Why Do So Many Comic Book Movies Fail Their Readers?
I don't really need to explain what's going on with Superhero movies these days, mostly because I can't. One comes out every couple of months after mounting anticipation from "fans" (I'll get to that point later), it generates close to a billion dollars at the box office and critics and "fans" alike soil their pants in joy. Right?
I can't be the ONLY one that is irritated about this whole ordeal. Especially as a comic book fan, I was particularly bothered when I realized what these studios were up to, and I think there should be more of an outcry from those of us that don't enjoy the overrated-as-hell Marvel Cinematic Universe, and the hastily assembled, copycat DC Cinematic Universe. Here are my main grievances with Comic Book Movies:
1. They Dilute the Fanbases
Ok so winding up in a theater that happens to be playing a comic book movie every once in a while DOES not make you a comic book fan at all. This should be pretty common sense, but for some reason it's not. This creates a bastardized mass of fans consisting of the comic book fans and the consumers of these movies.
And while there are positives that have come with the new "mainstream" appeal such as the virtual end to marginalizing comic book fans (or people claiming to be one of them) as being "nerds", it is just not worth it.
2. They Alter Perceptions about Characters
There are far too many good characters that have been affected negatively solely because they've had movies that sucked or they don't have a movie yet. Green Lantern immediately jumps to mind. His 2011 movie was so bad that he's been removed from the Justice League in the upcoming Justice League films ( one source claims he will have a brief cameo but this is still a substantial downgrade from being a founding member).
Ridiculous to me. Jonah Hex, Ghost Rider, and The Punisher (to a lesser extent) also have suffered. Now why should this bother me if only the "movie fans" would notice this happening? Well, these fans will have kids eventually, and then... (see where I'm going here?).
3. They are Generally Unfaithful to the Source Material
This point isn't as bad in theory as it is in practice. Multiple interpretations of the same character do come out eventually as more stories and movies are made about him/her. Even diehards that I know don't fully grasp this. However, there are certain attributes about characters that should never be touched. If they are touched, there better be a damn good reason behind it.
Automatically, I think of the Batman played by Ben Affleck (best one to date in my opinion) in Batman V. Superman and in several other upcoming movies. Batman doesn't kill. It is a core value of his to never resort to ending someone else's life after someone decided to murder his parents in front of him when he was an 8 year old boy. This Batman kills. Many. Ok, so I was praying that this wasn't just an excuse to allow Batman to look badass while he unloads a gun on bad guys. It was.

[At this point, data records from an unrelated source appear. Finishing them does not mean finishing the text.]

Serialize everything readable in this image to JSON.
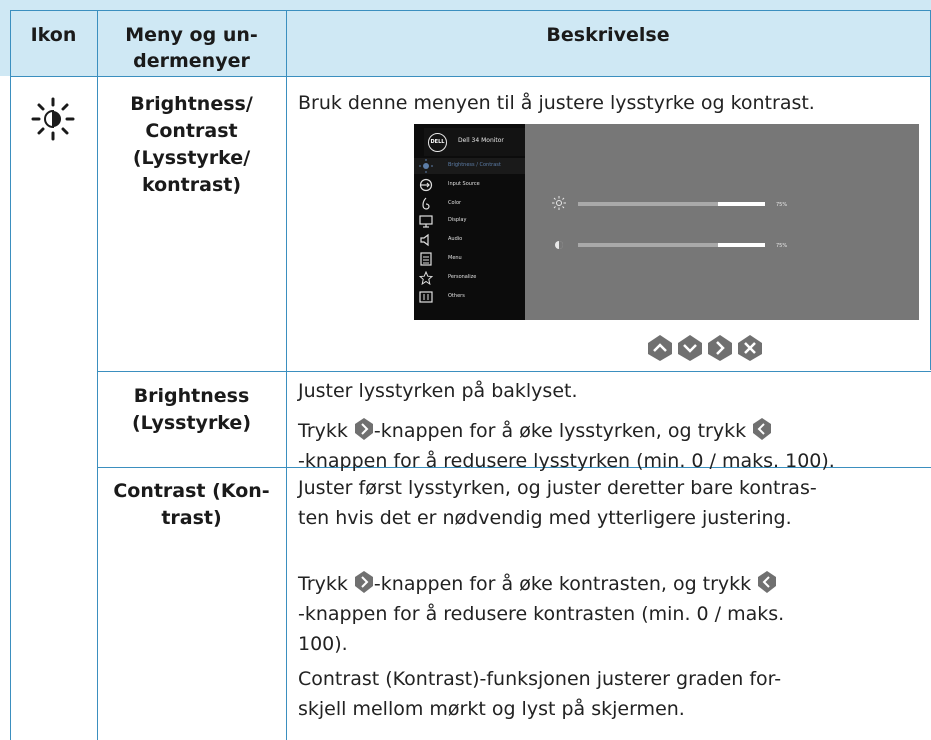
{
  "header": {
    "col_icon": "Ikon",
    "col_menu_line1": "Meny og un-",
    "col_menu_line2": "dermenyer",
    "col_desc": "Beskrivelse"
  },
  "rows": [
    {
      "icon": "brightness-sun-icon",
      "menu_lines": [
        "Brightness/",
        "Contrast",
        "(Lysstyrke/",
        "kontrast)"
      ],
      "desc": "Bruk denne menyen til å justere lysstyrke og kontrast."
    },
    {
      "menu_lines": [
        "Brightness",
        "(Lysstyrke)"
      ],
      "desc_lines": [
        "Juster lysstyrken på baklyset."
      ],
      "trykk_a_before": "Trykk ",
      "trykk_a_mid": "-knappen for å øke lysstyrken, og trykk ",
      "trykk_a_end": "-knappen for å redusere lysstyrken (min. 0 / maks. 100)."
    },
    {
      "menu_lines": [
        "Contrast (Kon-",
        "trast)"
      ],
      "desc_line1": "Juster først lysstyrken, og juster deretter bare kontras-",
      "desc_line2": "ten hvis det er nødvendig med ytterligere justering.",
      "trykk_b_before": "Trykk ",
      "trykk_b_mid": "-knappen for å øke kontrasten, og trykk ",
      "trykk_b_end_line1": "-knappen for å redusere kontrasten (min. 0 / maks.",
      "trykk_b_end_line2": "100).",
      "note_bold": "Contrast (Kontrast)",
      "note_rest": "-funksjonen justerer graden for-",
      "note_line2": "skjell mellom mørkt og lyst på skjermen."
    }
  ],
  "osd": {
    "logo": "DELL",
    "model": "Dell 34 Monitor",
    "menu_items": [
      {
        "label": "Brightness / Contrast",
        "icon": "brightness-icon",
        "selected": true
      },
      {
        "label": "Input Source",
        "icon": "input-source-icon"
      },
      {
        "label": "Color",
        "icon": "color-icon"
      },
      {
        "label": "Display",
        "icon": "display-icon"
      },
      {
        "label": "Audio",
        "icon": "audio-icon"
      },
      {
        "label": "Menu",
        "icon": "menu-icon"
      },
      {
        "label": "Personalize",
        "icon": "star-icon"
      },
      {
        "label": "Others",
        "icon": "others-icon"
      }
    ],
    "brightness_value": "75%",
    "contrast_value": "75%",
    "brightness_level": 0.75,
    "contrast_level": 0.75
  },
  "nav_buttons": [
    "up-icon",
    "down-icon",
    "right-icon",
    "exit-icon"
  ],
  "colors": {
    "header_bg": "#cfe8f4",
    "rule": "#3b8fbf",
    "button": "#707070"
  }
}
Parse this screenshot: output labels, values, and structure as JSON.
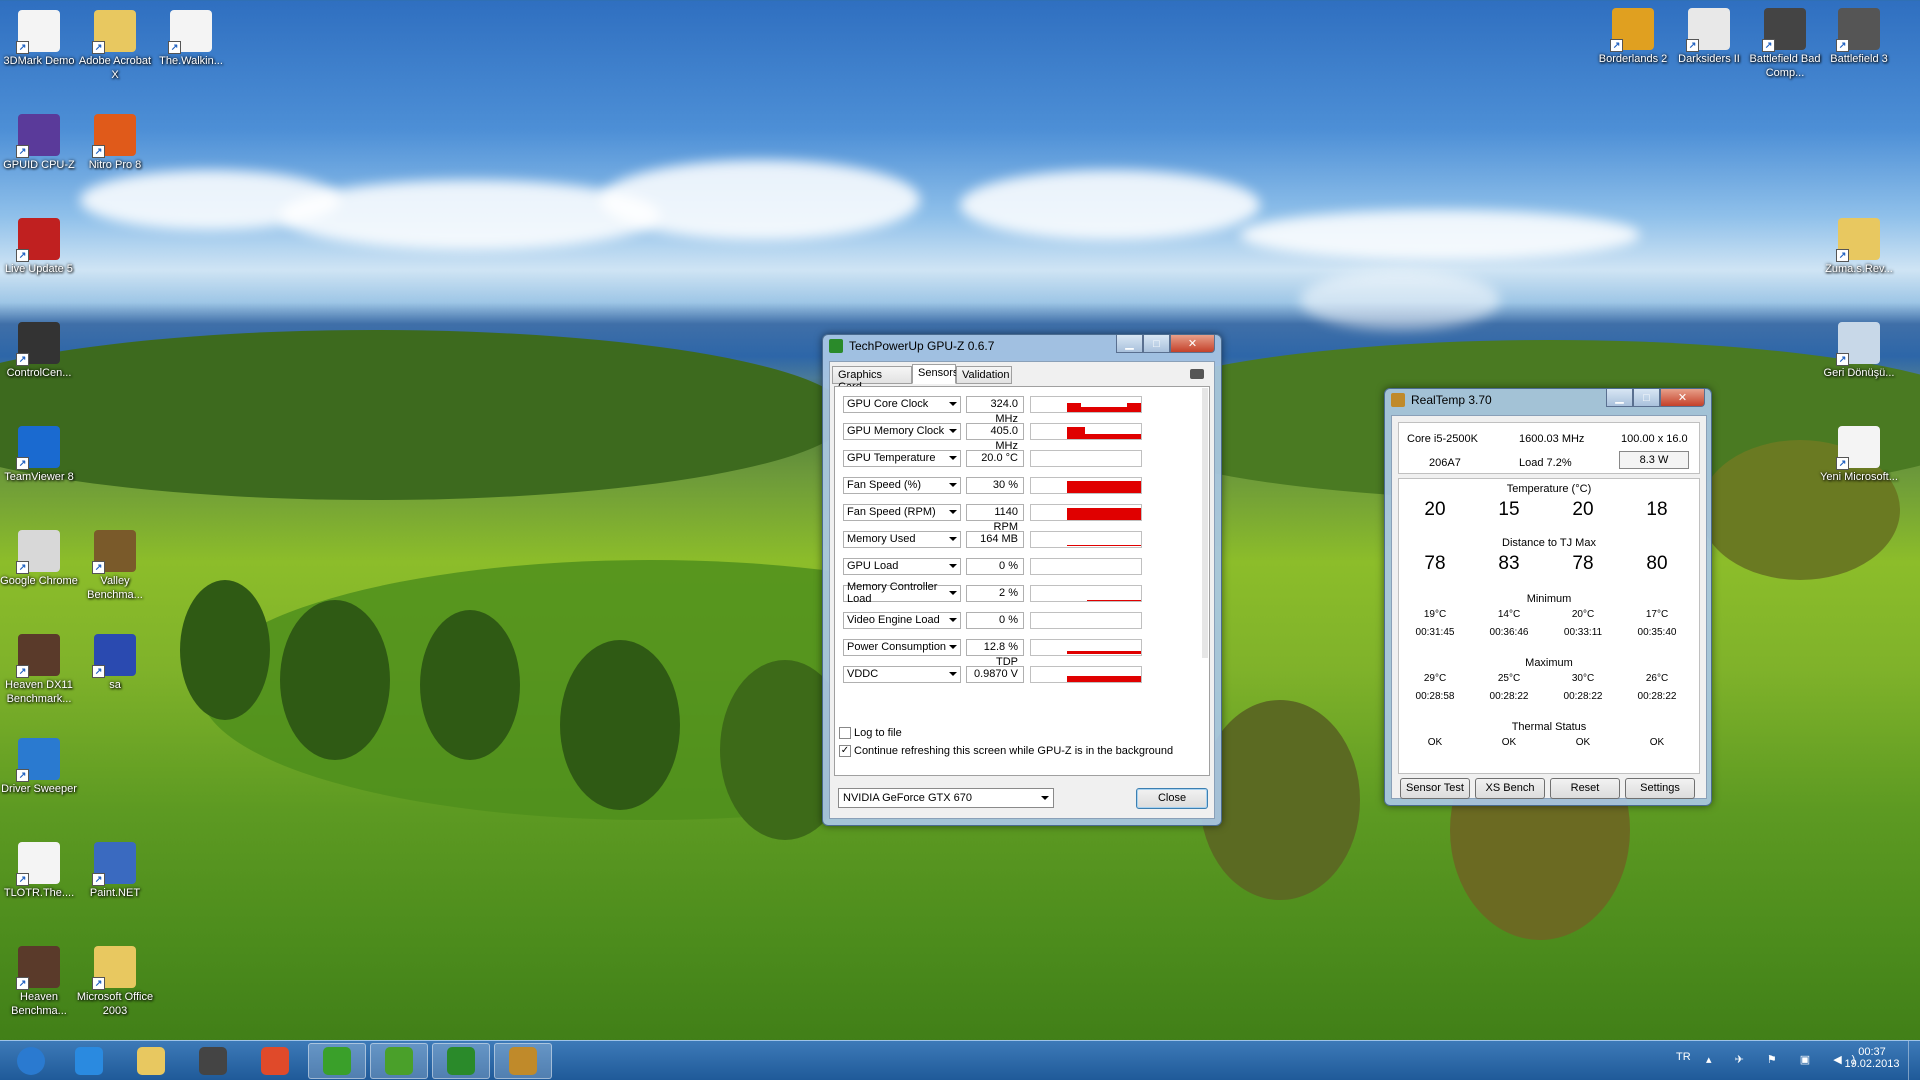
{
  "desktop": {
    "icons_left": [
      {
        "label": "3DMark Demo",
        "icon": "document-icon"
      },
      {
        "label": "Adobe Acrobat X",
        "icon": "folder-icon"
      },
      {
        "label": "The.Walkin...",
        "icon": "document-icon"
      },
      {
        "label": "GPUID CPU-Z",
        "icon": "cpuz-icon"
      },
      {
        "label": "Nitro Pro 8",
        "icon": "nitro-icon"
      },
      {
        "label": "Live Update 5",
        "icon": "live-update-icon"
      },
      {
        "label": "ControlCen...",
        "icon": "msi-icon"
      },
      {
        "label": "TeamViewer 8",
        "icon": "teamviewer-icon"
      },
      {
        "label": "Google Chrome",
        "icon": "chrome-icon"
      },
      {
        "label": "Valley Benchma...",
        "icon": "valley-icon"
      },
      {
        "label": "Heaven DX11 Benchmark...",
        "icon": "heaven-icon"
      },
      {
        "label": "sa",
        "icon": "image-icon"
      },
      {
        "label": "Driver Sweeper",
        "icon": "driver-sweeper-icon"
      },
      {
        "label": "TLOTR.The....",
        "icon": "document-icon"
      },
      {
        "label": "Paint.NET",
        "icon": "paintnet-icon"
      },
      {
        "label": "Heaven Benchma...",
        "icon": "heaven-icon"
      },
      {
        "label": "Microsoft Office 2003",
        "icon": "folder-icon"
      }
    ],
    "icons_right": [
      {
        "label": "Borderlands 2",
        "icon": "borderlands-icon"
      },
      {
        "label": "Darksiders II",
        "icon": "darksiders-icon"
      },
      {
        "label": "Battlefield Bad Comp...",
        "icon": "battlefield-icon"
      },
      {
        "label": "Battlefield 3",
        "icon": "battlefield3-icon"
      },
      {
        "label": "Zuma.s.Rev...",
        "icon": "folder-icon"
      },
      {
        "label": "Geri Dönüşü...",
        "icon": "recycle-bin-icon"
      },
      {
        "label": "Yeni Microsoft...",
        "icon": "document-icon"
      }
    ]
  },
  "gpuz": {
    "title": "TechPowerUp GPU-Z 0.6.7",
    "tabs": [
      "Graphics Card",
      "Sensors",
      "Validation"
    ],
    "active_tab": "Sensors",
    "sensors": [
      {
        "name": "GPU Core Clock",
        "value": "324.0 MHz"
      },
      {
        "name": "GPU Memory Clock",
        "value": "405.0 MHz"
      },
      {
        "name": "GPU Temperature",
        "value": "20.0 °C"
      },
      {
        "name": "Fan Speed (%)",
        "value": "30 %"
      },
      {
        "name": "Fan Speed (RPM)",
        "value": "1140 RPM"
      },
      {
        "name": "Memory Used",
        "value": "164 MB"
      },
      {
        "name": "GPU Load",
        "value": "0 %"
      },
      {
        "name": "Memory Controller Load",
        "value": "2 %"
      },
      {
        "name": "Video Engine Load",
        "value": "0 %"
      },
      {
        "name": "Power Consumption",
        "value": "12.8 % TDP"
      },
      {
        "name": "VDDC",
        "value": "0.9870 V"
      }
    ],
    "log_to_file": "Log to file",
    "continue_refresh": "Continue refreshing this screen while GPU-Z is in the background",
    "continue_refresh_checked": true,
    "gpu_select": "NVIDIA GeForce GTX 670",
    "close_label": "Close",
    "graph_color": "#e00000"
  },
  "realtemp": {
    "title": "RealTemp 3.70",
    "cpu": "Core i5-2500K",
    "cpu_id": "206A7",
    "freq": "1600.03 MHz",
    "multiplier": "100.00 x 16.0",
    "load": "Load  7.2%",
    "power": "8.3 W",
    "temp_title": "Temperature (°C)",
    "temps": [
      "20",
      "15",
      "20",
      "18"
    ],
    "dist_title": "Distance to TJ Max",
    "dist": [
      "78",
      "83",
      "78",
      "80"
    ],
    "min_title": "Minimum",
    "min_temps": [
      "19°C",
      "14°C",
      "20°C",
      "17°C"
    ],
    "min_times": [
      "00:31:45",
      "00:36:46",
      "00:33:11",
      "00:35:40"
    ],
    "max_title": "Maximum",
    "max_temps": [
      "29°C",
      "25°C",
      "30°C",
      "26°C"
    ],
    "max_times": [
      "00:28:58",
      "00:28:22",
      "00:28:22",
      "00:28:22"
    ],
    "thermal_title": "Thermal Status",
    "thermal": [
      "OK",
      "OK",
      "OK",
      "OK"
    ],
    "buttons": [
      "Sensor Test",
      "XS Bench",
      "Reset",
      "Settings"
    ]
  },
  "taskbar": {
    "apps": [
      "start-orb-icon",
      "internet-explorer-icon",
      "explorer-icon",
      "media-center-icon",
      "chrome-icon",
      "utorrent-icon",
      "messenger-icon",
      "gpuz-icon",
      "realtemp-icon"
    ],
    "language": "TR",
    "time": "00:37",
    "date": "19.02.2013"
  }
}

Batman in this world is driven nearly mad when the Joker murders Robin. So shaken is the Bat that he turns his back on one of his key principles and now kills. Only issue is, why then didn't he kill the Joker? After Robin's murder he beats him to a pulp and throws him into Arkham (according to the director of Suicide Squad). Unless this is cleared up in the future, this is a gaping hole that is unacceptable.
4. They are totally engrossed with generating revenue
This is a given. Just note that anything commercially driven is missing the point of why people tell stories.
5. They are Generally Not Good
With a few exceptions, the MCU films are extremely formulaic and campy, features previously criticized by "fans" and critics are now being outright ignored. Their success truly shows that the population of people who know what the hell they're talking about is tiny at best and that the value of introspection is practically dead.